Streitwert der Verpflichtung zur Abgabe einer Baulasterklärung: 25% des Wertes der Grunddienstbarkeit
KI-Zusammenfassung
Die Beklagtenvertreterin beschwerte den Streitwert einer Klage auf Abgabe einer Baulasterklärung. Das OLG Köln setzte den Streitwert auf 53.000 DM fest und gab der Beschwerde teilweise statt. Es führte aus, die Verpflichtung zur Abgabe einer inhaltsgleichen Baulast sei lediglich eine Nebenpflicht der Grunddienstbarkeit und daher nur mit einem Bruchteil ihres Wertes anzusetzen. Zudem erhöhte sich der Wert, wenn die begehrte Baulast inhaltlich über die Grunddienstbarkeit hinausging.
Ausgang: Beschwerde teilweise stattgegeben: Streitwert auf 53.000 DM festgesetzt, weitergehende Beschwerde zurückgewiesen
Abstrakte Rechtssätze
Der wirtschaftliche Wert einer Grunddienstbarkeit bemisst sich nach dem Vorteil, den sie für das herrschende Grundstück darstellt (§ 7 ZPO).
Die Verpflichtung, eine der bestehenden Grunddienstbarkeit inhaltsgleiche Baulasterklärung abzugeben, ist als Nebenpflicht des durch die Grunddienstbarkeit geschaffenen gesetzlichen Schuldverhältnisses zu bewerten.

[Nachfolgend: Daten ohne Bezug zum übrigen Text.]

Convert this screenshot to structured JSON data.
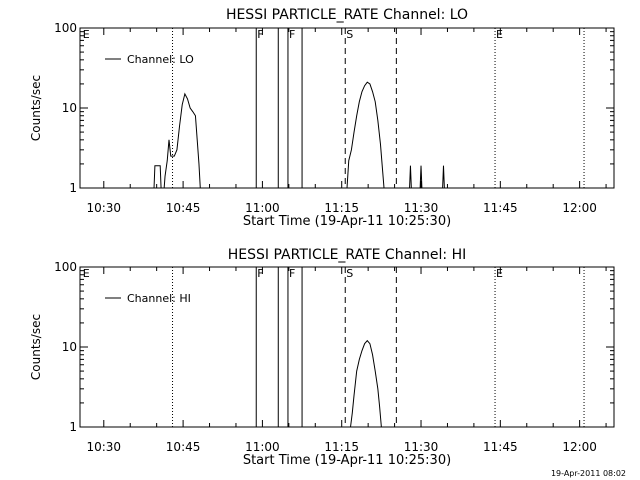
{
  "footer": {
    "timestamp": "19-Apr-2011 08:02"
  },
  "chart_data": [
    {
      "type": "line",
      "title": "HESSI PARTICLE_RATE Channel: LO",
      "xlabel": "Start Time (19-Apr-11 10:25:30)",
      "ylabel": "Counts/sec",
      "y_scale": "log",
      "ylim": [
        1,
        100
      ],
      "xlim": [
        "10:25:30",
        "12:06:30"
      ],
      "x_ticks": [
        "10:30",
        "10:45",
        "11:00",
        "11:15",
        "11:30",
        "11:45",
        "12:00"
      ],
      "y_ticks": [
        "1",
        "10",
        "100"
      ],
      "grid": false,
      "legend": {
        "position": "top-left",
        "entries": [
          "Channel: LO"
        ]
      },
      "series": [
        {
          "name": "Channel: LO",
          "points": [
            [
              "10:39:30",
              1
            ],
            [
              "10:39:40",
              1.9
            ],
            [
              "10:40:40",
              1.9
            ],
            [
              "10:40:50",
              1
            ],
            [
              "10:41:25",
              1
            ],
            [
              "10:41:35",
              1.4
            ],
            [
              "10:42:00",
              2.2
            ],
            [
              "10:42:20",
              4
            ],
            [
              "10:42:40",
              2.5
            ],
            [
              "10:43:20",
              2.5
            ],
            [
              "10:43:50",
              3
            ],
            [
              "10:44:20",
              6
            ],
            [
              "10:44:50",
              11
            ],
            [
              "10:45:20",
              15
            ],
            [
              "10:45:50",
              13
            ],
            [
              "10:46:20",
              10
            ],
            [
              "10:46:50",
              9
            ],
            [
              "10:47:20",
              8
            ],
            [
              "10:47:40",
              4
            ],
            [
              "10:48:00",
              2
            ],
            [
              "10:48:15",
              1
            ],
            [
              "11:16:00",
              1
            ],
            [
              "11:16:20",
              2.2
            ],
            [
              "11:16:50",
              3
            ],
            [
              "11:17:20",
              5
            ],
            [
              "11:17:50",
              8
            ],
            [
              "11:18:20",
              12
            ],
            [
              "11:18:50",
              16
            ],
            [
              "11:19:20",
              19
            ],
            [
              "11:19:50",
              21
            ],
            [
              "11:20:20",
              20
            ],
            [
              "11:20:50",
              16
            ],
            [
              "11:21:20",
              12
            ],
            [
              "11:21:50",
              7
            ],
            [
              "11:22:20",
              3.5
            ],
            [
              "11:22:45",
              1.6
            ],
            [
              "11:23:00",
              1
            ],
            [
              "11:27:50",
              1
            ],
            [
              "11:28:00",
              1.9
            ],
            [
              "11:28:10",
              1
            ],
            [
              "11:29:50",
              1
            ],
            [
              "11:30:00",
              1.9
            ],
            [
              "11:30:10",
              1
            ],
            [
              "11:34:05",
              1
            ],
            [
              "11:34:15",
              1.9
            ],
            [
              "11:34:25",
              1
            ]
          ]
        }
      ],
      "annotations": [
        {
          "label": "E",
          "time": "10:25:50",
          "style": "none"
        },
        {
          "label": "",
          "time": "10:43:00",
          "style": "dotted"
        },
        {
          "label": "F",
          "time": "10:58:50",
          "style": "solid"
        },
        {
          "label": "",
          "time": "11:03:00",
          "style": "solid"
        },
        {
          "label": "F",
          "time": "11:04:50",
          "style": "solid"
        },
        {
          "label": "",
          "time": "11:07:30",
          "style": "solid"
        },
        {
          "label": "S",
          "time": "11:15:40",
          "style": "dashed"
        },
        {
          "label": "",
          "time": "11:25:20",
          "style": "dashed"
        },
        {
          "label": "E",
          "time": "11:44:00",
          "style": "dotted"
        },
        {
          "label": "",
          "time": "12:00:50",
          "style": "dotted"
        }
      ]
    },
    {
      "type": "line",
      "title": "HESSI PARTICLE_RATE Channel: HI",
      "xlabel": "Start Time (19-Apr-11 10:25:30)",
      "ylabel": "Counts/sec",
      "y_scale": "log",
      "ylim": [
        1,
        100
      ],
      "xlim": [
        "10:25:30",
        "12:06:30"
      ],
      "x_ticks": [
        "10:30",
        "10:45",
        "11:00",
        "11:15",
        "11:30",
        "11:45",
        "12:00"
      ],
      "y_ticks": [
        "1",
        "10",
        "100"
      ],
      "grid": false,
      "legend": {
        "position": "top-left",
        "entries": [
          "Channel: HI"
        ]
      },
      "series": [
        {
          "name": "Channel: HI",
          "points": [
            [
              "11:16:40",
              1
            ],
            [
              "11:17:00",
              1.5
            ],
            [
              "11:17:20",
              2.5
            ],
            [
              "11:17:50",
              5
            ],
            [
              "11:18:20",
              7
            ],
            [
              "11:18:50",
              9
            ],
            [
              "11:19:20",
              11
            ],
            [
              "11:19:50",
              12
            ],
            [
              "11:20:20",
              11
            ],
            [
              "11:20:50",
              8
            ],
            [
              "11:21:20",
              5
            ],
            [
              "11:21:50",
              3
            ],
            [
              "11:22:10",
              1.8
            ],
            [
              "11:22:30",
              1
            ]
          ]
        }
      ],
      "annotations": [
        {
          "label": "E",
          "time": "10:25:50",
          "style": "none"
        },
        {
          "label": "",
          "time": "10:43:00",
          "style": "dotted"
        },
        {
          "label": "F",
          "time": "10:58:50",
          "style": "solid"
        },
        {
          "label": "",
          "time": "11:03:00",
          "style": "solid"
        },
        {
          "label": "F",
          "time": "11:04:50",
          "style": "solid"
        },
        {
          "label": "",
          "time": "11:07:30",
          "style": "solid"
        },
        {
          "label": "S",
          "time": "11:15:40",
          "style": "dashed"
        },
        {
          "label": "",
          "time": "11:25:20",
          "style": "dashed"
        },
        {
          "label": "E",
          "time": "11:44:00",
          "style": "dotted"
        },
        {
          "label": "",
          "time": "12:00:50",
          "style": "dotted"
        }
      ]
    }
  ]
}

Bei der Streitwertbemessung kann die Verpflichtung zur Abgabe einer Baulast nur mit einem Bruchteil des Wertes der entsprechenden Grunddienstbarkeit angesetzt werden; ein Viertel kann angemessen sein, wenn die Baulast inhaltlich nicht überwiegt.
Übersteigt die beantragte Baulast den Inhalt der bestehenden Grunddienstbarkeit, ist dies bei der Festsetzung des Streitwerts zusätzlich zu berücksichtigen.
Vorinstanzen
Landgericht Köln, 21 O 462/97
Leitsatz
Wert der Verpflichtung, eine Baulasterklärung abzugeben
Der Wert der Verpflichtung, eine der bereits bestehenden Grunddienstbarkeit inhaltsgleiche Baulasterklärung abzugeben, ist nur mit einem Bruchteil des Wertes der Grunddienstbarkeit (hier 25 %) anzunehmen.
Tenor
In pp. wird auf die Beschwerde des Prozeßbevollmächtigten der Beklagten der Streitwertbeschluß der 21. Zivilkammer des Landgerichts vom 30.12.1998 abgeändert und der Streitwert anderweitig auf 53.000,00 DM festgesetzt. Die weitergehende Beschwerde wird zurückgewiesen.
Gründe
Die nach §§ 9 Abs. 2 BRAGO, 25 Abs. 3 GKG zulässige Beschwerde ist nur teilweise begründet.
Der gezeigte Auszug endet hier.